Il désigne une nouvelle façon de fractionner le territoire, en y découpant des zones, urbaines, où les organismes ad hoc mesurent un
niveau moyen de polluants - particules fines et oxydes d'azote - supérieur à un certain seuil, et où, en conséquence, en fonction de
l'âge de leur véhicule et des normes antipollution auxquelles il répond, la circulation des motocyclistes et automobilistes va être
contrôlée, et, éventuellement, interdite. Les modalités de mise en œuvre de cette mesure et sa justification qui découle,
inévitablement, d'un impératif majeur de santé publique, se trouvent détaillés sur le site gouvernemental, tandis que l'Atelier parisien d'urbanisme, structure d'études
urbaines opérant sur la première métropole concernée, le Grand Paris, publiait en mars 2021 une remarquable étude sur les restrictions qui allaient ainsi, progressivement, entrer en vigueur, et sur leurs effets économiques et sociaux.

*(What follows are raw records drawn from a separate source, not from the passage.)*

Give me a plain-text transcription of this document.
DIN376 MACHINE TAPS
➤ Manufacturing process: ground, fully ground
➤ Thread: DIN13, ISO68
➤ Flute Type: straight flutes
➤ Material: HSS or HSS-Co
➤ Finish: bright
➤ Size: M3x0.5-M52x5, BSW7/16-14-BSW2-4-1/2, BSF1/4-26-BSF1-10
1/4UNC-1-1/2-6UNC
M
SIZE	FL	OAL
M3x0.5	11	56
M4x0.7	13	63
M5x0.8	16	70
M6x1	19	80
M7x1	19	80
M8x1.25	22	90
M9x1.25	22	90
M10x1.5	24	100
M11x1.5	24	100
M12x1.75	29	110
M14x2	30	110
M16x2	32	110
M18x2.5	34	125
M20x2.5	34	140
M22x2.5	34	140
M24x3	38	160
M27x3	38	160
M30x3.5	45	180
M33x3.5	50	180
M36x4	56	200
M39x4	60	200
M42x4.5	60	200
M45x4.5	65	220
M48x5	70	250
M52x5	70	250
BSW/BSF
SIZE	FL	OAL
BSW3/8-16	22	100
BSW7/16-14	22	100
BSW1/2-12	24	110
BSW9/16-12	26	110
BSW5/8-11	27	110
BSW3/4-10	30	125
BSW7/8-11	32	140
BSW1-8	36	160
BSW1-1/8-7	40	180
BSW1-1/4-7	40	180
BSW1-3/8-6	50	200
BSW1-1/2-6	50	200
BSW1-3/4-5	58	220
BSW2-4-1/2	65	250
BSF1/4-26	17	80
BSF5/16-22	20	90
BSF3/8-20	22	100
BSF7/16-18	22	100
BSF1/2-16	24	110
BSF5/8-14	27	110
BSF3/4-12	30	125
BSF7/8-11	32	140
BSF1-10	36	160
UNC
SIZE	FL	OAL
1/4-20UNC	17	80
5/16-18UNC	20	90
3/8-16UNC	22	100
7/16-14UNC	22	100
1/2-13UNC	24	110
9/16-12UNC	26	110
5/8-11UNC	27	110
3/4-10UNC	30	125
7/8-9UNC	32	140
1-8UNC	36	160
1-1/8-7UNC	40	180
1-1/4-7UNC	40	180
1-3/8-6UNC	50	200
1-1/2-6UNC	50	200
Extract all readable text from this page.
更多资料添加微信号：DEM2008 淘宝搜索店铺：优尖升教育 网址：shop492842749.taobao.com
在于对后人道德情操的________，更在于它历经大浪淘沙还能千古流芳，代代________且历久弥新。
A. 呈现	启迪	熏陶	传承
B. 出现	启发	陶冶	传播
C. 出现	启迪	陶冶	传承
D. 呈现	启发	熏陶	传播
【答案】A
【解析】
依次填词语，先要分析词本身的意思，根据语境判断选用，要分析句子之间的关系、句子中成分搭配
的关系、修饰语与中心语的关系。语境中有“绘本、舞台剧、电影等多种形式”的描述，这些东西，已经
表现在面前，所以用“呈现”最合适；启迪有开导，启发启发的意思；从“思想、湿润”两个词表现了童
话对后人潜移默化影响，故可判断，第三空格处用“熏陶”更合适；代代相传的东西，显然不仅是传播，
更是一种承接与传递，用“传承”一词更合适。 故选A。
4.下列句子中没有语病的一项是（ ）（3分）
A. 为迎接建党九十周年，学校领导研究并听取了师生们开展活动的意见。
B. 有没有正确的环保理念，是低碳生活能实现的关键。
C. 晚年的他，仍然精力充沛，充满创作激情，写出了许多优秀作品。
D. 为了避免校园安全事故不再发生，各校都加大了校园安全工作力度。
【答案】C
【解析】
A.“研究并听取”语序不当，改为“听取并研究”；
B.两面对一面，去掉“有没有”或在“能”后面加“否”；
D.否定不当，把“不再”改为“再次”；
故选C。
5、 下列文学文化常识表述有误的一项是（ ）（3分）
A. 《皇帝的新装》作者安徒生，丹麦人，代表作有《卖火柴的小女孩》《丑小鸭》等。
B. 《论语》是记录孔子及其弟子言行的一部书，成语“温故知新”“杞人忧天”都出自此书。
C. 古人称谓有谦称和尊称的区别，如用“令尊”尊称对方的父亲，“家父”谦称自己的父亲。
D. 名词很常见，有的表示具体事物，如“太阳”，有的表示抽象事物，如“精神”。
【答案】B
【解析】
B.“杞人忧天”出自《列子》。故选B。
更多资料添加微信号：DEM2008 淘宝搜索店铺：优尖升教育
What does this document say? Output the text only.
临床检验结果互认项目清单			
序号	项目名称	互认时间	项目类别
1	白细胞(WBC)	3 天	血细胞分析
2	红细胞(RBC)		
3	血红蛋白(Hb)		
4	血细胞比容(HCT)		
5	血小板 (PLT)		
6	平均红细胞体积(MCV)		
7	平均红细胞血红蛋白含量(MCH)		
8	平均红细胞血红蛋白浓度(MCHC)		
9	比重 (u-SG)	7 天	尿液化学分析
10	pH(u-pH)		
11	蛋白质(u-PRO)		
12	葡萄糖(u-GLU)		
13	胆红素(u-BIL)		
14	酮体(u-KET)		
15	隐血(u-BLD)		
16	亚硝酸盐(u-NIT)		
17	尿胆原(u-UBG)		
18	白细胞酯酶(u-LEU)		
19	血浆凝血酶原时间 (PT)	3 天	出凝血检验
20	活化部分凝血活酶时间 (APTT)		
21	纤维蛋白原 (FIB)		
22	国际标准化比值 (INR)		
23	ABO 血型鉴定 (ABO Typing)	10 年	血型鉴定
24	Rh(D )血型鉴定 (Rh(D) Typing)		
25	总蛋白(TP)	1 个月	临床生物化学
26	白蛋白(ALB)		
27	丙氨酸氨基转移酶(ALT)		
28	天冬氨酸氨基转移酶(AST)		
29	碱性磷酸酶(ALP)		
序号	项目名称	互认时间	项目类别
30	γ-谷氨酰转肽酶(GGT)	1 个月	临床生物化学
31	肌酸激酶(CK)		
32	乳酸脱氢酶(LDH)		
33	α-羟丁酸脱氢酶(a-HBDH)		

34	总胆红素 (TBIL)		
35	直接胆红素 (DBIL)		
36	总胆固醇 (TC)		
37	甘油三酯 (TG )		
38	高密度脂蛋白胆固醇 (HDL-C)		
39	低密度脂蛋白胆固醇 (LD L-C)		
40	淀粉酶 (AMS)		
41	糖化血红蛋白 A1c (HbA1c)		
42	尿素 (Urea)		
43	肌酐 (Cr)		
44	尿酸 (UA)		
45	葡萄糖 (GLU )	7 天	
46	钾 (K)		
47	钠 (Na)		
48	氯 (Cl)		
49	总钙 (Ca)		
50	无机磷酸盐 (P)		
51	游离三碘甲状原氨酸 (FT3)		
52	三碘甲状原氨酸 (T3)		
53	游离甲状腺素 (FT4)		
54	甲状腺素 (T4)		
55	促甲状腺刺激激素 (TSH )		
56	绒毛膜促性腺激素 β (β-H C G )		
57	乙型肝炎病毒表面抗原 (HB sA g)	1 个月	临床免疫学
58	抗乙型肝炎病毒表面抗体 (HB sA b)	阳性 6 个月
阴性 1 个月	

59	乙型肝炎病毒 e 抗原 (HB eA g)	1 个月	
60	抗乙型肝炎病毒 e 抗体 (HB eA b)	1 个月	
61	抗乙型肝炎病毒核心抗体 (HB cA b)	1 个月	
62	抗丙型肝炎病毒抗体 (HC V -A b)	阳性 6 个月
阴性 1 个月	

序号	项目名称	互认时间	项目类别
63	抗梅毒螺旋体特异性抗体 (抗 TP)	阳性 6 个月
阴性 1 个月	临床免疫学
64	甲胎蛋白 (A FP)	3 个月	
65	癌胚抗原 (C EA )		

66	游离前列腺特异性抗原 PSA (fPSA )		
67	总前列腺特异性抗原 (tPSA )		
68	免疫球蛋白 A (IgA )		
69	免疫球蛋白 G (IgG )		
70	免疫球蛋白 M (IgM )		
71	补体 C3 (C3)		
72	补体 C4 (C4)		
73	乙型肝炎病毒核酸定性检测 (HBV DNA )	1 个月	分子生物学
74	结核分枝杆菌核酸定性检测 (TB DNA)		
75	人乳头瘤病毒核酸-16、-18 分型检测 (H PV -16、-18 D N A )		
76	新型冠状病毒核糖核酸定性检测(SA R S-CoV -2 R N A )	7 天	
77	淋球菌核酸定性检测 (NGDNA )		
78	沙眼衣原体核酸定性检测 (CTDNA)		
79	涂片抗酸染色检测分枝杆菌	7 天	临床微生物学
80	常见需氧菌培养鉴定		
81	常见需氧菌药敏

Il n'était dès lors pas bien compliqué d'imaginer, voire d'estimer précisément, les conséquences d'un interdit qui allait frapper avant tout les foyers équipés de véhicules motorisés âgés, et usés, foyers les plus pauvres, résidants des lieux les plus périphériques, donc les moins bien desservis par les transports en commun, et les frapper d'autant plus que le dispositif était conçu pour s'étendre rapidement à des catégories de plus en plus larges d’usagers. Comment expliquer alors que ce soit maintenant, et seulement maintenant, bien que la mesure soit en vigueur dans la ville de Paris depuis juillet 2017, et dans sa métropole depuis juillet 2019, que les ZFE provoquent un
embrasement général, lequel génère de l'agitation jusque dans les commissions
de l'Assemblée Nationale ?
Sans doute, pour l'essentiel, parce qu'à partir de 2025 les restrictions s'appliquent à toutes les agglomérations de plus de 150 000 habitants. En conséquence, le nombre de collectivités concernées passe de onze à quarante-cinq. Mais, derrière la soudaine et tragique découverte d'une infortune qui, désormais, ne frappe plus seulement les parisiens et les lyonnais, on assiste à un conflit qui s'organise autour de la traditionnelle fracture capitale/province ou plutôt, pour parler moderne, métropoles/territoires, un conflit qui a comme particularité que chacune des parties avance de mauvais arguments.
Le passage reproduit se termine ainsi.